Homeland Security & Angry America

On Monday, we had a fiesty discussion about “angry America” – the mood of the country in the context of an economic downturn and an activist Obama administration. It’s a hot topic that generated strong on-air and online debate here. We played sound bites that surfaced the anger, from Glenn Beck to Rush Limbaugh. Now, the government itself is joining the debate at a more serious level.

One of the guests on our show, the Southern Poverty Law Center’s Mark Potok, is worried that extremist groups are being energized across the country. Some of this was discussed during our Monday hour.

Whether you buy it or not, it turns out Potok is not alone. The Department of Homeland Security recently circulated a controversial report to law enforcement on the topic. The assessment was unclassified, but was meant to be kept within officialdom. (Steve Aftergood of Secrecy News, a blog through the Federation of American Scientists that functions as a relentless check on government, posted it on Tuesday. That’s the earliest we saw it.)
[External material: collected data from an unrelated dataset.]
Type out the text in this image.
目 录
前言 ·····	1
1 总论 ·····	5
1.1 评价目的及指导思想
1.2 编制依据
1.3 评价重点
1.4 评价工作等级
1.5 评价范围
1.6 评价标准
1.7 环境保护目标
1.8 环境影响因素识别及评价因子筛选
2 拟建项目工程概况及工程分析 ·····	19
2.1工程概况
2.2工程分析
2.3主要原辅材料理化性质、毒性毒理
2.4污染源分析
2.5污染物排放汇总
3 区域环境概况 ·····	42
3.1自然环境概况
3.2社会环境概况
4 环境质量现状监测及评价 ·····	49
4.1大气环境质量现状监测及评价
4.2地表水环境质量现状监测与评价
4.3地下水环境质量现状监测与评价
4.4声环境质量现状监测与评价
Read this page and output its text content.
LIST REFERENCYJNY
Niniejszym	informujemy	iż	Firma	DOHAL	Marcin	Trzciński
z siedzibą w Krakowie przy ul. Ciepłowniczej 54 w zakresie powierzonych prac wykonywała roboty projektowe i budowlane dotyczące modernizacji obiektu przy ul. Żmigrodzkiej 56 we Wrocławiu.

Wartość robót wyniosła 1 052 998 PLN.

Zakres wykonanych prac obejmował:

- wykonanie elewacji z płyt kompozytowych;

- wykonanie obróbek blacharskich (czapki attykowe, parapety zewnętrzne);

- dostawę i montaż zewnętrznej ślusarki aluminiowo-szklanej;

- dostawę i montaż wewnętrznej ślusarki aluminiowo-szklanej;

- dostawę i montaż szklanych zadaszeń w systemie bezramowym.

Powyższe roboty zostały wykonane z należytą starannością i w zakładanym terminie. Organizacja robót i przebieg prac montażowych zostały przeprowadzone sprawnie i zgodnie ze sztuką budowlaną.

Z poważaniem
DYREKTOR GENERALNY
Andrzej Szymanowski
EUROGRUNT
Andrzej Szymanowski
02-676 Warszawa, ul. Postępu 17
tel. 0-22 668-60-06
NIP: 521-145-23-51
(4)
"[T]he historical election of an African American president and the prospect of policy changes are proving to be a driving force for rightwing extremist recruitment and radicalization,” the report states.

But one aspect of the government's threat assessment has drawn strong pushback from some quarters.

Most controversially, the report features a section called “Disgruntled Military Veterans.” It states, “The willingness of a small percentage of military personnel to join extremist groups during the 1990s because they were disgruntled, disillusioned, or suffering from the psychological effects of war is being replicated today.”

House Minority Leader John A. Boehner fired back, calling the veterans section "offensive and unacceptable." Veterans groups say it feeds a crude stereotype about the millions who have served.

This prompted Homeland Security Secretary Janet Napolitano to express regret that it seemed to single out former troops. She went on Fox News yesterday to apologize.

Suffice it to say, we probably haven’t heard the last on this one.

This program aired on April 16, 2009. The audio for this program is not available.